The first time I read the architecture I thought "request-based" and "message-driven" were two implementations I'd have to choose between. They're not. They're two ends of a spectrum:

Synchronous request/reply, in-process — workflow runtime.
Synchronous request/reply, over HTTP — A2A.
Asynchronous, durable queue — a real broker (Service Bus, Kafka, RabbitMQ). MAF doesn't ship this; you bring your own and emit messages from inside workflow executors.

Many systems use all three. The orchestrator might fan out to local agents via the workflow, call a remote validation agent via A2A, and emit a "task completed" event to Service Bus for downstream analytics.
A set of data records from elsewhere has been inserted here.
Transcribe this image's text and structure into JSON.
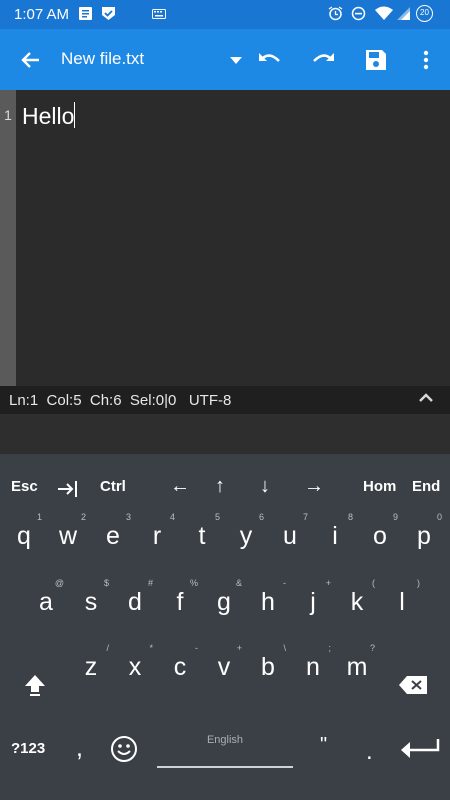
{
  "status": {
    "time": "1:07 AM",
    "battery": "20"
  },
  "toolbar": {
    "file_name": "New file.txt"
  },
  "editor": {
    "line_number": "1",
    "text": "Hello"
  },
  "info": {
    "text": "Ln:1  Col:5  Ch:6  Sel:0|0   UTF-8"
  },
  "keyboard": {
    "controls": {
      "esc": "Esc",
      "ctrl": "Ctrl",
      "left": "←",
      "up": "↑",
      "down": "↓",
      "right": "→",
      "home": "Hom",
      "end": "End"
    },
    "row1": [
      {
        "k": "q",
        "h": "1"
      },
      {
        "k": "w",
        "h": "2"
      },
      {
        "k": "e",
        "h": "3"
      },
      {
        "k": "r",
        "h": "4"
      },
      {
        "k": "t",
        "h": "5"
      },
      {
        "k": "y",
        "h": "6"
      },
      {
        "k": "u",
        "h": "7"
      },
      {
        "k": "i",
        "h": "8"
      },
      {
        "k": "o",
        "h": "9"
      },
      {
        "k": "p",
        "h": "0"
      }
    ],
    "row2": [
      {
        "k": "a",
        "h": "@"
      },
      {
        "k": "s",
        "h": "$"
      },
      {
        "k": "d",
        "h": "#"
      },
      {
        "k": "f",
        "h": "%"
      },
      {
        "k": "g",
        "h": "&"
      },
      {
        "k": "h",
        "h": "-"
      },
      {
        "k": "j",
        "h": "+"
      },
      {
        "k": "k",
        "h": "("
      },
      {
        "k": "l",
        "h": ")"
      }
    ],
    "row3": [
      {
        "k": "z",
        "h": "/"
      },
      {
        "k": "x",
        "h": "*"
      },
      {
        "k": "c",
        "h": "-"
      },
      {
        "k": "v",
        "h": "+"
      },
      {
        "k": "b",
        "h": "\\"
      },
      {
        "k": "n",
        "h": ";"
      },
      {
        "k": "m",
        "h": "?"
      }
    ],
    "sym": "?123",
    "comma": ",",
    "space_label": "English",
    "quote": "\"",
    "period": "."
  }
}
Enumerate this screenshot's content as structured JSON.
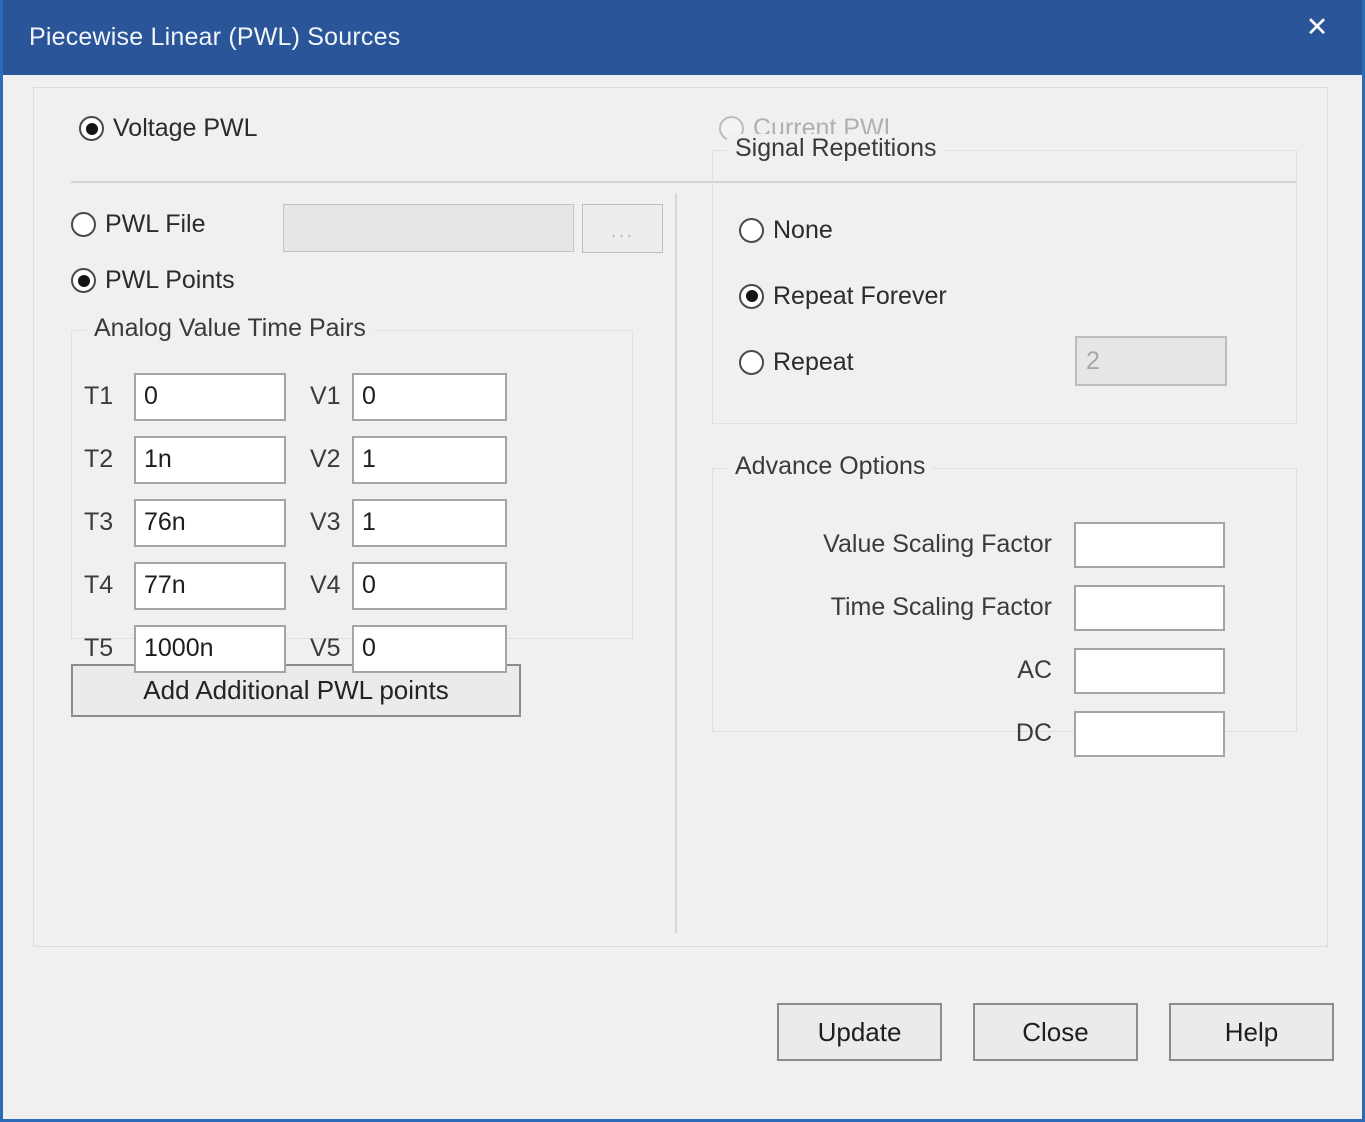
{
  "window": {
    "title": "Piecewise Linear (PWL) Sources",
    "close_icon": "close-icon",
    "close_glyph": "✕",
    "titlebar_color": "#2a5699",
    "border_color": "#2b6cb8",
    "background_color": "#f0f0f0"
  },
  "source_type": {
    "voltage": {
      "label": "Voltage PWL",
      "selected": true,
      "enabled": true
    },
    "current": {
      "label": "Current PWL",
      "selected": false,
      "enabled": false
    }
  },
  "input_mode": {
    "pwl_file": {
      "label": "PWL File",
      "selected": false,
      "field_value": "",
      "field_enabled": false,
      "browse_label": "...",
      "browse_icon": "ellipsis-icon"
    },
    "pwl_points": {
      "label": "PWL Points",
      "selected": true
    }
  },
  "analog_pairs": {
    "title": "Analog Value Time Pairs",
    "rows": [
      {
        "t_label": "T1",
        "t_value": "0",
        "v_label": "V1",
        "v_value": "0"
      },
      {
        "t_label": "T2",
        "t_value": "1n",
        "v_label": "V2",
        "v_value": "1"
      },
      {
        "t_label": "T3",
        "t_value": "76n",
        "v_label": "V3",
        "v_value": "1"
      },
      {
        "t_label": "T4",
        "t_value": "77n",
        "v_label": "V4",
        "v_value": "0"
      },
      {
        "t_label": "T5",
        "t_value": "1000n",
        "v_label": "V5",
        "v_value": "0"
      }
    ],
    "add_button_label": "Add Additional PWL points"
  },
  "signal_repetitions": {
    "title": "Signal Repetitions",
    "options": [
      {
        "label": "None",
        "selected": false
      },
      {
        "label": "Repeat Forever",
        "selected": true
      },
      {
        "label": "Repeat",
        "selected": false
      }
    ],
    "repeat_count_value": "2",
    "repeat_count_enabled": false
  },
  "advance_options": {
    "title": "Advance Options",
    "fields": [
      {
        "label": "Value Scaling Factor",
        "value": ""
      },
      {
        "label": "Time Scaling Factor",
        "value": ""
      },
      {
        "label": "AC",
        "value": ""
      },
      {
        "label": "DC",
        "value": ""
      }
    ]
  },
  "footer": {
    "update_label": "Update",
    "close_label": "Close",
    "help_label": "Help"
  }
}
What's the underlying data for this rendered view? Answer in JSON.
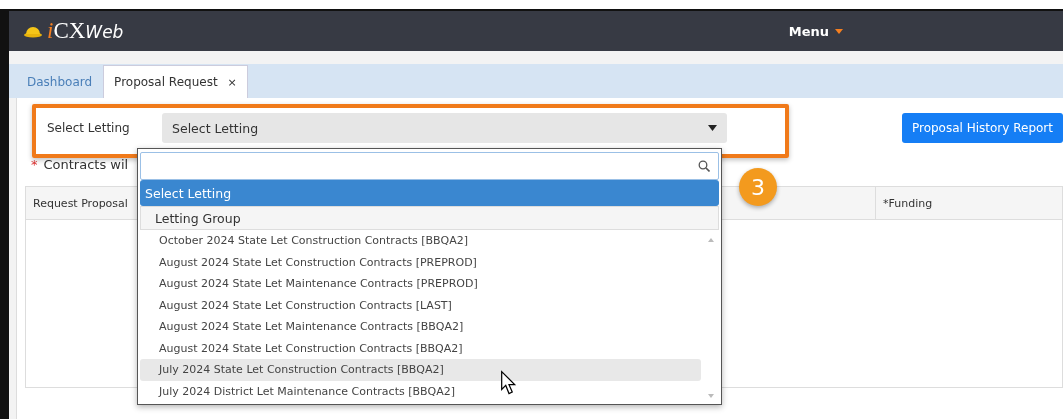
{
  "header": {
    "logo": {
      "prefix": "i",
      "main": "CX",
      "suffix": "Web"
    },
    "menu": "Menu"
  },
  "tabs": [
    {
      "label": "Dashboard",
      "selected": false,
      "closable": false
    },
    {
      "label": "Proposal Request",
      "selected": true,
      "closable": true,
      "close": "×"
    }
  ],
  "letting": {
    "label": "Select Letting",
    "value": "Select Letting"
  },
  "report_button": "Proposal History Report",
  "note": {
    "mark": "*",
    "text": "Contracts wil"
  },
  "table": {
    "columns": [
      "Request Proposal",
      "*Funding"
    ]
  },
  "dropdown": {
    "options": [
      {
        "kind": "option",
        "label": "Select Letting",
        "selected": true,
        "hovered": false
      },
      {
        "kind": "group",
        "label": "Letting Group",
        "selected": false,
        "hovered": false
      },
      {
        "kind": "item",
        "label": "October 2024 State Let Construction Contracts [BBQA2]",
        "selected": false,
        "hovered": false
      },
      {
        "kind": "item",
        "label": "August 2024 State Let Construction Contracts [PREPROD]",
        "selected": false,
        "hovered": false
      },
      {
        "kind": "item",
        "label": "August 2024 State Let Maintenance Contracts [PREPROD]",
        "selected": false,
        "hovered": false
      },
      {
        "kind": "item",
        "label": "August 2024 State Let Construction Contracts [LAST]",
        "selected": false,
        "hovered": false
      },
      {
        "kind": "item",
        "label": "August 2024 State Let Maintenance Contracts [BBQA2]",
        "selected": false,
        "hovered": false
      },
      {
        "kind": "item",
        "label": "August 2024 State Let Construction Contracts [BBQA2]",
        "selected": false,
        "hovered": false
      },
      {
        "kind": "item",
        "label": "July 2024 State Let Construction Contracts [BBQA2]",
        "selected": false,
        "hovered": true
      },
      {
        "kind": "item",
        "label": "July 2024 District Let Maintenance Contracts [BBQA2]",
        "selected": false,
        "hovered": false
      }
    ]
  },
  "step_badge": "3"
}
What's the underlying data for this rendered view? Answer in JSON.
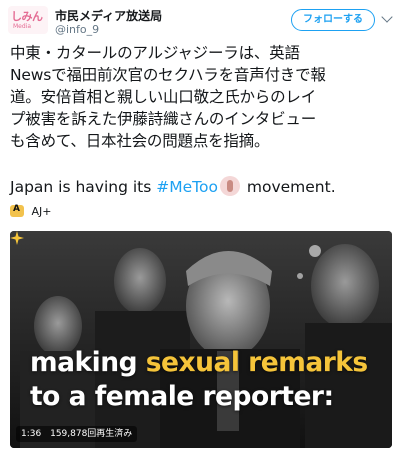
{
  "header": {
    "avatar_text": "しみん",
    "avatar_sub": "Media",
    "display_name": "市民メディア放送局",
    "handle": "@info_9",
    "follow_label": "フォローする"
  },
  "tweet": {
    "lines": [
      "中東・カタールのアルジャジーラは、英語",
      "Newsで福田前次官のセクハラを音声付きで報",
      "道。安倍首相と親しい山口敬之氏からのレイ",
      "プ被害を訴えた伊藤詩織さんのインタビュー",
      "も含めて、日本社会の問題点を指摘。"
    ],
    "en_prefix": "Japan is having its ",
    "hashtag": "#MeToo",
    "en_suffix": " movement."
  },
  "source": {
    "name": "AJ+"
  },
  "video": {
    "caption_line1_a": "making ",
    "caption_line1_b": "sexual remarks",
    "caption_line2": "to a female reporter:",
    "duration": "1:36",
    "views": "159,878回再生済み",
    "highlight_color": "#f5c43a"
  },
  "colors": {
    "accent": "#1da1f2",
    "text": "#14171a",
    "muted": "#657786"
  }
}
Three transports, one orchestration layer.

What I won't do again

I won't write a pub/sub in front of the workflow. The workflow IS the pub/sub for in-process orchestration, and bridging real spans through a custom broker is more work than it pays for.

The communication chapter is one of the chapters where MAF gives you exactly what the architecture asks for, and the right code is the code that uses it. The hard work — back-pressure, ordering, error propagation, trace context — is already done. Let it stay done.